PubMed 15130898

Referenced in Channelpedia wiki pages of: none

Automatically associated channels: Kir1.1

Title: PKC expression is regulated by dietary K intake and mediates internalization of SK channels in the CCD.

Authors: Hyacinth Sterling, Dao-Hong Lin, Yu-Jung Chen, Yuan Wei, Zhi-jian Wang, Jian Lai, Wen-Hui Wang

Journal, date & volume: Am. J. Physiol. Renal Physiol., 2004 Jun , 286, F1072-8

PubMed link:

We have used Western blot analysis and immunocytochemistry to determine the effect of dietary K intake on the expression of protein kinase C (PKC) isoforms in the kidney. Western blot has demonstrated that conventional PKC isoforms (alpha and beta), novel PKC isoforms (delta, epsilon, and eta), and atypical PKC isoforms (zeta) are expressed in the renal cortex and outer medulla. Moreover, a low K intake significantly increases the expression of PKC-epsilon in the renal cortex and outer medulla but does not change the expression of PKC-alpha, PKC-beta, PKC-delta, PKC-eta, and PKC-zeta. Also, immunocytochemistry shows that PKC-epsilon isoform is expressed in the cortical collecting duct (CCD) and outer medullary collecting duct (OMCD) and that the intensity of PKC-epsilon staining is higher in the kidney from rats on a K-deficient diet than those on a control diet.
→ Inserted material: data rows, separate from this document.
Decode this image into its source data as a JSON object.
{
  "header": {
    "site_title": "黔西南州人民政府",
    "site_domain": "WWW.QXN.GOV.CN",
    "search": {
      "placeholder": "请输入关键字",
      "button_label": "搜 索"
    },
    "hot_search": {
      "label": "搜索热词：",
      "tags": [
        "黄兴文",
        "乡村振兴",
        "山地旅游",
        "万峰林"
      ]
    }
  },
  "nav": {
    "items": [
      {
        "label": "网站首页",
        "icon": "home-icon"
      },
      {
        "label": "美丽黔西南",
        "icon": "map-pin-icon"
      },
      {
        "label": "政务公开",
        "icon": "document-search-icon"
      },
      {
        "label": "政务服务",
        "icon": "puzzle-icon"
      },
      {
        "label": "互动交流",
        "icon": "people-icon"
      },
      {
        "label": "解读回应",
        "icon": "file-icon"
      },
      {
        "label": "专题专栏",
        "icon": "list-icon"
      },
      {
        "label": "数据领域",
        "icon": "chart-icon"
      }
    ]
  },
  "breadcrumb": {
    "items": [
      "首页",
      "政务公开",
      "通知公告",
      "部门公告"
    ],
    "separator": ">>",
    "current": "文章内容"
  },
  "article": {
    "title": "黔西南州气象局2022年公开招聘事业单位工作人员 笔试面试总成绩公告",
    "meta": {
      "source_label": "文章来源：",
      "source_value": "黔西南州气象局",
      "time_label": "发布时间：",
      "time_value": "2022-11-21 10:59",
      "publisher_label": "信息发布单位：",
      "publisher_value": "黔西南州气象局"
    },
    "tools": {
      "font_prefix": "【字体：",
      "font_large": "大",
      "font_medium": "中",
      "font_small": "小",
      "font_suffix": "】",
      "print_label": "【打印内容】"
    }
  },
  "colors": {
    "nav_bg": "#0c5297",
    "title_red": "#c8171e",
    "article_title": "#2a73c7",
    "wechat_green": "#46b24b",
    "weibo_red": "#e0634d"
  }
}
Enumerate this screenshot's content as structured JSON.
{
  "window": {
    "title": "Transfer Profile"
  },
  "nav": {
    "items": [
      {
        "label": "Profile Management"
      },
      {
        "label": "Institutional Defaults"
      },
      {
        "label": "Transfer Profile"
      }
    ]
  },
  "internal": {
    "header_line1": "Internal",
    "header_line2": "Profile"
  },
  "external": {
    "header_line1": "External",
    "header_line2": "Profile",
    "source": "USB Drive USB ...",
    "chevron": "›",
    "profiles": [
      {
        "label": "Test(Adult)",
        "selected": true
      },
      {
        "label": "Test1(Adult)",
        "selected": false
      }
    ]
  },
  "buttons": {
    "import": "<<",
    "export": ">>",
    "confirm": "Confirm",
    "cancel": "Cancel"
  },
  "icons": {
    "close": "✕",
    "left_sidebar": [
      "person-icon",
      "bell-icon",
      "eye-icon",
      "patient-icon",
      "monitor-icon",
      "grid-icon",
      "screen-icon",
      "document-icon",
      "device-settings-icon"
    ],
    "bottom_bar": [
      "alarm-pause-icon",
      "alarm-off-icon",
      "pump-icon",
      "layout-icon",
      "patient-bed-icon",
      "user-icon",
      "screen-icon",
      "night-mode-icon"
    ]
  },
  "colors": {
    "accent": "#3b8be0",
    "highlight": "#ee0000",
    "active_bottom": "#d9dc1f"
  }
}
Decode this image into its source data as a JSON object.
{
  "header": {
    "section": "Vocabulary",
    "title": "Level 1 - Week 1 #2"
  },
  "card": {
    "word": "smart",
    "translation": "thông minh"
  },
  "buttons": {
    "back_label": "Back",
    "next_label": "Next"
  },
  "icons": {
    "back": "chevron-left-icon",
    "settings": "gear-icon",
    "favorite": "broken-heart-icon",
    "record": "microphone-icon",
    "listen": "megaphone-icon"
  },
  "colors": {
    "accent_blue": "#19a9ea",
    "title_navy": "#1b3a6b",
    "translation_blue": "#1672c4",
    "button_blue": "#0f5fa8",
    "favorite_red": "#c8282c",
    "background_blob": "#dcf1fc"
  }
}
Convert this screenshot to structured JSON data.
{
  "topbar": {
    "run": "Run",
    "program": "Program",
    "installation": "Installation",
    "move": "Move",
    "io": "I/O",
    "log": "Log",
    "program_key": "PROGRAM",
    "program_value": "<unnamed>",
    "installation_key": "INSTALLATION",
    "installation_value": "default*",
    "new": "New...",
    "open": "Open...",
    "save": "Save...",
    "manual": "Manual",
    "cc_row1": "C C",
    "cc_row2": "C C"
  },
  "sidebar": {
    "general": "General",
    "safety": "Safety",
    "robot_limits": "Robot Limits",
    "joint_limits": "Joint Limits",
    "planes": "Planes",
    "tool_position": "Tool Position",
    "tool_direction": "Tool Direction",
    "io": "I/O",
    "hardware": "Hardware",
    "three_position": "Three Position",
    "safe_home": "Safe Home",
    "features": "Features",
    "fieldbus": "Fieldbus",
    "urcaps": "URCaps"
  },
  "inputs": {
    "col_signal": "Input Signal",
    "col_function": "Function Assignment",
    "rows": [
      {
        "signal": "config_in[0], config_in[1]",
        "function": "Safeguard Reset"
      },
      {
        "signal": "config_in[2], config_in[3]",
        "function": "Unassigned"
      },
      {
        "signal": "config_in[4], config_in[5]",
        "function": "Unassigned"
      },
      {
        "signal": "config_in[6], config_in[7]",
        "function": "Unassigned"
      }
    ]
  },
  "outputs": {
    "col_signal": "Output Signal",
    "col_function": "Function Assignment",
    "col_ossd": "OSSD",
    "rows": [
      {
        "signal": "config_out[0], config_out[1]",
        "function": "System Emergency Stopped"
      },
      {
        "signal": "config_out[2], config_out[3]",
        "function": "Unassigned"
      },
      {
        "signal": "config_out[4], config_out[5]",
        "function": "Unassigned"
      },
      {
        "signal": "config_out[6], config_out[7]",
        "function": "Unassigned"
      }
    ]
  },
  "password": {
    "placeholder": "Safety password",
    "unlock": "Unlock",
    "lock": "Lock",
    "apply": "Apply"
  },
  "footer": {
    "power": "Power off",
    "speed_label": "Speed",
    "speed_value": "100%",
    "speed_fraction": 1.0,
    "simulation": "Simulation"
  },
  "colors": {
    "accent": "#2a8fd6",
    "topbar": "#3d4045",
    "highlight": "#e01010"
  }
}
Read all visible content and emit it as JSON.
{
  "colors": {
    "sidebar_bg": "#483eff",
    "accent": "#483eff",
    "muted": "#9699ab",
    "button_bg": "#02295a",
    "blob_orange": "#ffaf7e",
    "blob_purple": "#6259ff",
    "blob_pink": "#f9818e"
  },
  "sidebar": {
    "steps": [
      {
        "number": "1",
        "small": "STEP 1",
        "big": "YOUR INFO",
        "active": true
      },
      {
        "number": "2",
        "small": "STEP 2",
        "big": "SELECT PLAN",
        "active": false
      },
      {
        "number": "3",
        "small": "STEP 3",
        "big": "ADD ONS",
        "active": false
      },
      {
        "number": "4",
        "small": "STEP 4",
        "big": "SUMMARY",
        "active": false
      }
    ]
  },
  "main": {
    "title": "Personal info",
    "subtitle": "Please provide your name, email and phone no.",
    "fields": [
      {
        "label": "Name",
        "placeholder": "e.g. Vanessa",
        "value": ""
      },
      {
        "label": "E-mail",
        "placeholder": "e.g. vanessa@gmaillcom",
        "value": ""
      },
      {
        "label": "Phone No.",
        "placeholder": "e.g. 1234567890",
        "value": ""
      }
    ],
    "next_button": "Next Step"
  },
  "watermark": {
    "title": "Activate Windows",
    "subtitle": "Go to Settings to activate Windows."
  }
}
Also, we used the patch-clamp technique to study the role of PKC in mediating internalization of ROMK (Kir 1.1)-like small-conductance K (SK) channels induced by phenylarsine oxide (PAO), an agent that inhibits protein tyrosine phosphatase and has been shown to stimulate the internalization of the SK channel in the CCD (Sterling H, Lin DH, Qu RM, Dong K, Herbert SC, and Wang WH. J Biol Chem 277: 4317-4323, 2002). Inhibition of PKC with calphostin C and GF-109203x had no significant effect on channel activity but abolished the inhibitory effect of PAO on SK channels. In conclusion, a low K intake increases the expression of PKC-epsilon isoform in the renal cortex and outer medulla, and PKC is involved in mediating the internalization of SK channels in the CCD induced by stimulation of protein tyrosine kinase activity.